The Calcutta Bank (1824)
- Company type: Private sector
- Industry: Banking, Insurance, Capital Markets and allied industries
- Founded: 1 April 1824; 202 years ago as The Calcutta Bank (1824)
- Defunct: 31 March 1828
- Fate: merged with The Commercial Bank (1819) to form The Union Bank (1828) in 1828
- Headquarters: India
- Number of locations: Bengal Presidency
- Area served: India
- Products: Deposits, Personal Banking Schemes, C & I Banking Schemes, Agri Banking Schemes, SME Banking Schemes
- Services: Banking, Trade Finance

= Calcutta Bank (1824) =

Bank established in India in 1824

The Calcutta Bank was a bank founded in the year 1824 in British India. The bank was the twelfth oldest bank in India.

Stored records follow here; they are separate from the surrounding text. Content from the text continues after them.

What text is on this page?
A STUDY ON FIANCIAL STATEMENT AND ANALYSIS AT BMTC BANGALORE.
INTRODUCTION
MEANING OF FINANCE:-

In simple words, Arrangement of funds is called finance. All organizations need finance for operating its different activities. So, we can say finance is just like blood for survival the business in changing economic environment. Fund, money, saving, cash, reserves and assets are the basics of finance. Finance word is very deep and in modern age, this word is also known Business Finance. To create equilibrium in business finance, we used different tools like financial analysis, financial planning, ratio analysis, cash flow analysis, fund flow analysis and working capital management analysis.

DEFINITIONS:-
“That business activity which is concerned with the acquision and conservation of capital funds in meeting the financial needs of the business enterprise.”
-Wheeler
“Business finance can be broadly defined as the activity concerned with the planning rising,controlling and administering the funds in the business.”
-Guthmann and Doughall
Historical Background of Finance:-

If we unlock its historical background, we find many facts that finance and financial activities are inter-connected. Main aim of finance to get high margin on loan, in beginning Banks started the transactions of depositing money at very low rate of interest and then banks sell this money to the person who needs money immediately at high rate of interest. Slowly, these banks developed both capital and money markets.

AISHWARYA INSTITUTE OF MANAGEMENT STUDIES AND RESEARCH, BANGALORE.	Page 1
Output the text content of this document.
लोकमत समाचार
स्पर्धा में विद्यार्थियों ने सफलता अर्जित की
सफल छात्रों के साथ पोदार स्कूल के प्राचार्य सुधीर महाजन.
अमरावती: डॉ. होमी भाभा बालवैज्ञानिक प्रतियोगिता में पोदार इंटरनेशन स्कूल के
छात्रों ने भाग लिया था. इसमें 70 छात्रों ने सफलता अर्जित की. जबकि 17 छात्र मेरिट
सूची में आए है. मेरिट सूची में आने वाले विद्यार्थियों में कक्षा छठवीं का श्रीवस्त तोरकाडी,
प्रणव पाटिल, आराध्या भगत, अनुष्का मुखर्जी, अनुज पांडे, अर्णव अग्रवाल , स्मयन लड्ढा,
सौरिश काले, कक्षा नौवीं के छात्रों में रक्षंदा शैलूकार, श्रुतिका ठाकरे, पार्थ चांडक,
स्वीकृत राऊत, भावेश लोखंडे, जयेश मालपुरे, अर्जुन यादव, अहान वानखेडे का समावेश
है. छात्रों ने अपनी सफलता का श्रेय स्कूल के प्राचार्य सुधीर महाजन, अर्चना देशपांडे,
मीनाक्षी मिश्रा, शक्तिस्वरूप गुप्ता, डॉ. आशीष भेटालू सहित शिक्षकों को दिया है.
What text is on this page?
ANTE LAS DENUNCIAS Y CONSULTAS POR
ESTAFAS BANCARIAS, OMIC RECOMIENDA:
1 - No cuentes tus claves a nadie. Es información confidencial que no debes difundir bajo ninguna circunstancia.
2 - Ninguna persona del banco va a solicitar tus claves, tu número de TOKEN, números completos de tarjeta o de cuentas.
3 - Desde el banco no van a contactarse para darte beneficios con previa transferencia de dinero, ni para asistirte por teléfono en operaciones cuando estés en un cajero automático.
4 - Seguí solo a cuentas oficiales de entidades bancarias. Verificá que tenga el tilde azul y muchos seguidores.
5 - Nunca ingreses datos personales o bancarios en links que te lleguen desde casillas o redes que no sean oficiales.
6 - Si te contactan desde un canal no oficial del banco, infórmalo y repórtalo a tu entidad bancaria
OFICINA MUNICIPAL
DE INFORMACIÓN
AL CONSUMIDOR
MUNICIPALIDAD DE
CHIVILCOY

The bank was merged with The Commercial Bank (1819) to form The Union Bank (1828) in 1828. The Union Bank itself became defunct in 1848.

== History ==

=== Founding ===

The bank was established in 1824 by the British agency house of Palmer and Company.

The bank played a major role in the early economic history of East Bengal and Bangladesh.

=== Management ===

Although the bank was largely a private bank, it enjoyed patronage from the then government of India, the East India Company.

The bank was staffed by mostly British nationals who were drawn mainly from the East India Company.

The bank had most of its offices and branches in East Bengal, which is the present day Bangladesh.

=== Final years ===

The bank lasted in business for only four years and was finally merged with The Commercial Bank (1819) to form The Union Bank (1828) in 1828. In 1828, there was an economic crisis which forced a Bank run on the bank and precipitated the merger with The Commercial Bank (1819) to form The Union Bank (1828) in 1828.

The bank also issued its own currency notes in its four years of existence.

The total value of the banknotes issued by the bank is estimated to be around Rupees 20 lakhs.

== Legacy ==

The bank is notable for being the twelfth oldest bank in India. It is also notable for being one of the first institutions in India to issue its own paper banknotes or currency notes.

The ability of private banks to issue their own currency notes was taken away by The Paper Currency Act, 1861.